4. You said a moment ago that the status of school racial integration after Brown is disappointing.  Do you think that’s partly due to shortcomings in the decision itself, or just how it’s been implemented?

Some — like my colleague Michael Klarman – argue that Brown itself in 1954 halted what would have been a more gradual, but direct, process toward integration.  There may well be shortcomings in the way that the Supreme Court followed with its remedy in 1955.  Certainly many have argued about that.  Yet the argument goes both ways.  Some people argue that Brown II used the phrase “all deliberate speed” as a sign to encourage resistance to its implementation.  Other people argue that if there had been any stricter enforcement, there would have been other kinds of backlash.    So this is a much-disputed question.  I don’t think I know the answer, I don’t think anyone really knows the answer.

But I do know that the resistance to Brown persisted in this country well into the early 1960s and it wasn’t until the Department of Justice took action in the 1960s following the 1964 Civil Rights Act that there was any serious effort in many parts of the country to enforce Brown.  Under that effort to have enforcement, school districts – especially in the South – became much more racially integrated, or shall we say desegregated, and the racial gap in achievement began to close, quite dramatically.  But the Court then backed off from that enforcement effort; it became a controversial issue all over the country, including in Boston which I have watched closely since the mid-1970s.
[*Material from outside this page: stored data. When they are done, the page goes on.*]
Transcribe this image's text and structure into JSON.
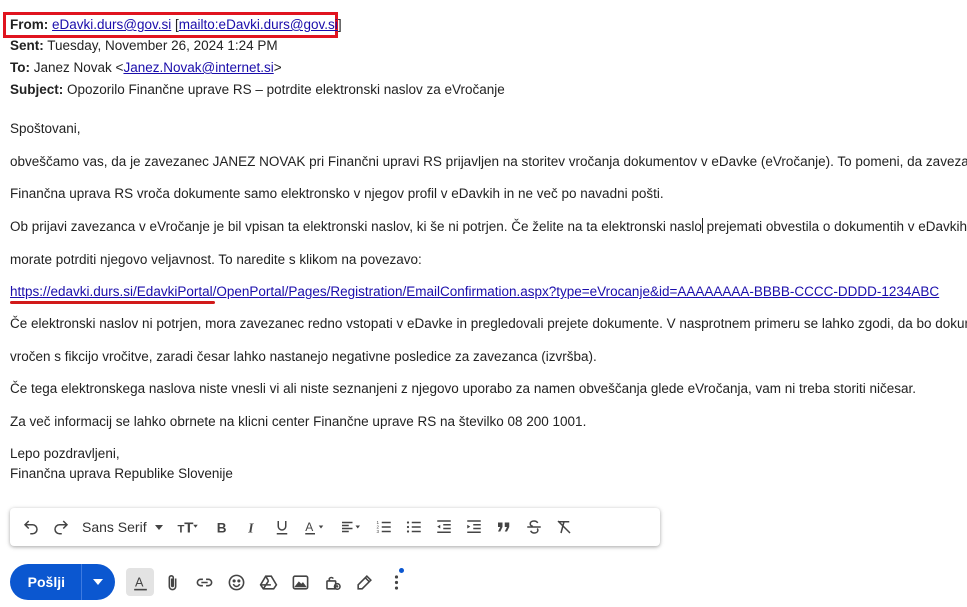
{
  "header": {
    "from_label": "From:",
    "from_email": "eDavki.durs@gov.si",
    "from_mailto_open": "[",
    "from_mailto": "mailto:eDavki.durs@gov.si",
    "from_mailto_close": "]",
    "sent_label": "Sent:",
    "sent_value": "Tuesday, November 26, 2024 1:24 PM",
    "to_label": "To:",
    "to_name": "Janez Novak <",
    "to_email": "Janez.Novak@internet.si",
    "to_close": ">",
    "subject_label": "Subject:",
    "subject_value": "Opozorilo Finančne uprave RS – potrdite elektronski naslov za eVročanje"
  },
  "body": {
    "greeting": "Spoštovani,",
    "p1_line1": "obveščamo vas, da je zavezanec JANEZ NOVAK pri Finančni upravi RS prijavljen na storitev vročanja dokumentov v eDavke (eVročanje). To pomeni, da zavezancu",
    "p1_line2": "Finančna uprava RS vroča dokumente samo elektronsko v njegov profil v eDavkih in ne več po navadni pošti.",
    "p2_line1a": "Ob prijavi zavezanca v eVročanje je bil vpisan ta elektronski naslov, ki še ni potrjen. Če želite na ta elektronski naslo",
    "p2_line1b": " prejemati obvestila o dokumentih v eDavkih,",
    "p2_line2": "morate potrditi njegovo veljavnost. To naredite s klikom na povezavo:",
    "link": "https://edavki.durs.si/EdavkiPortal/OpenPortal/Pages/Registration/EmailConfirmation.aspx?type=eVrocanje&id=AAAAAAAA-BBBB-CCCC-DDDD-1234ABC",
    "p3_line1": "Če elektronski naslov ni potrjen, mora zavezanec redno vstopati v eDavke in pregledovali prejete dokumente. V nasprotnem primeru se lahko zgodi, da bo dokument",
    "p3_line2": "vročen s fikcijo vročitve, zaradi česar lahko nastanejo negativne posledice za zavezanca (izvršba).",
    "p4": "Če tega elektronskega naslova niste vnesli vi ali niste seznanjeni z njegovo uporabo za namen obveščanja glede eVročanja, vam ni treba storiti ničesar.",
    "p5": "Za več informacij se lahko obrnete na klicni center Finančne uprave RS na številko 08 200 1001.",
    "closing": "Lepo pozdravljeni,",
    "signature": "Finančna uprava Republike Slovenije"
  },
  "toolbar": {
    "font": "Sans Serif",
    "icons": [
      "undo-icon",
      "redo-icon",
      "text-size-icon",
      "bold-icon",
      "italic-icon",
      "underline-icon",
      "text-color-icon",
      "align-icon",
      "numbered-list-icon",
      "bulleted-list-icon",
      "indent-less-icon",
      "indent-more-icon",
      "quote-icon",
      "strikethrough-icon",
      "remove-formatting-icon"
    ]
  },
  "compose": {
    "send_label": "Pošlji",
    "icons": [
      "formatting-options-icon",
      "attach-icon",
      "link-icon",
      "emoji-icon",
      "drive-icon",
      "photo-icon",
      "confidential-icon",
      "signature-icon",
      "more-options-icon"
    ]
  },
  "colors": {
    "highlight": "#e0141f",
    "link": "#1a0dab",
    "send": "#0b57d0"
  }
}
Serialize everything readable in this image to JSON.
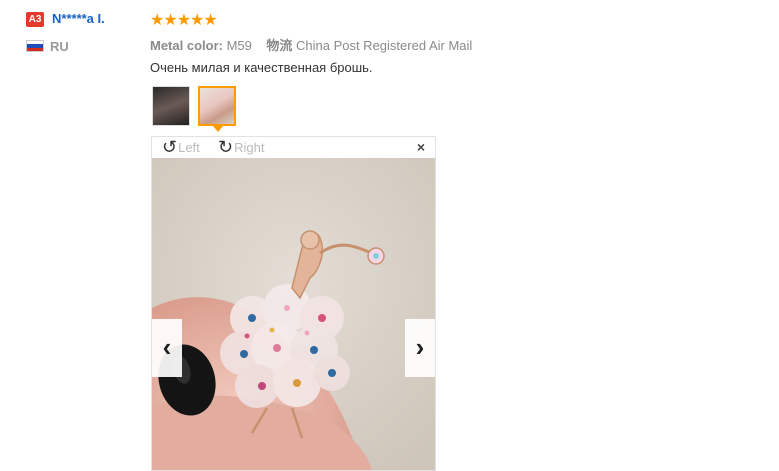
{
  "reviewer": {
    "badge": "A3",
    "name": "N*****a I.",
    "country": "RU",
    "flag_colors": [
      "#ffffff",
      "#1e4fb8",
      "#d52b1e"
    ]
  },
  "review": {
    "stars": "★★★★★",
    "color_label": "Metal color:",
    "color_value": "M59",
    "shipping_label": "物流",
    "shipping_value": "China Post Registered Air Mail",
    "text": "Очень милая и качественная брошь."
  },
  "viewer": {
    "rotate_left": "Left",
    "rotate_right": "Right",
    "close": "×",
    "prev": "‹",
    "next": "›"
  },
  "colors": {
    "accent": "#ff9a00",
    "badge": "#e4392b",
    "link": "#1a62c4"
  }
}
And so it’s a very complicated and disappointing story, and I try to detail some of the features of that story in the book.

5. In the book you stress the social science in favor of mixing students from different backgrounds in order to foster tolerance.  Can you tell us more about that social science debate today?

One of the repercussions of Brown has been increasing reliance on social science research in school reform litigation and legislation.  This stems from the litigation in Brown itself.  Parties on both sides recruited social scientists to help them, and ever since that time there have been serious initiatives by social scientists – and some that are quite partisan – to study the impact of mixing students in schools, or other people of different backgrounds outside school settings..  hey study the influence on tolerance, on measures such as academic achievement, creativity, and so forth.  So what I try to do in the book is both document the impact of Brown on the disciplines of psychology and social psychology and to try to make sense of what have been rather heated debates in those fields.  And they’re heated debates in part because social scientists continue to be in relationship with, and working alongside, advocates on competing sides of reform efforts.  That goes for gender, English-language learning, and disability as well as race.  Trying to sort out what is rigorous social science and what is social science in name only performed on behalf of advocates has been one of the challenges of the book.

6. Should courts take into account the findings of social science, or should that consideration be left to policy makers?

I do believe that social science can serve a function in courts, and of course can be helpful in legislative matters.  However, paying attention to what are the norms that social scientists have themselves developed for reliability, statistical significance, and good research design would help to improve the quality of the evidence that is used both by courts and by legislatures.  And some humility about how objective any of these studies are would be helpful.  At the same time, I think it’s a mistake to rule all of it out of bounds as evidence for judicial decision-making.  There are findings, and there are insights, that can be useful, so long as they are not elevated as some kind of ultimate truth.  I’ve found it especially useful to turn to studies of the U.S. military schools that do seem to be fairly rigorous and do show the benefits of efforts at racial integration.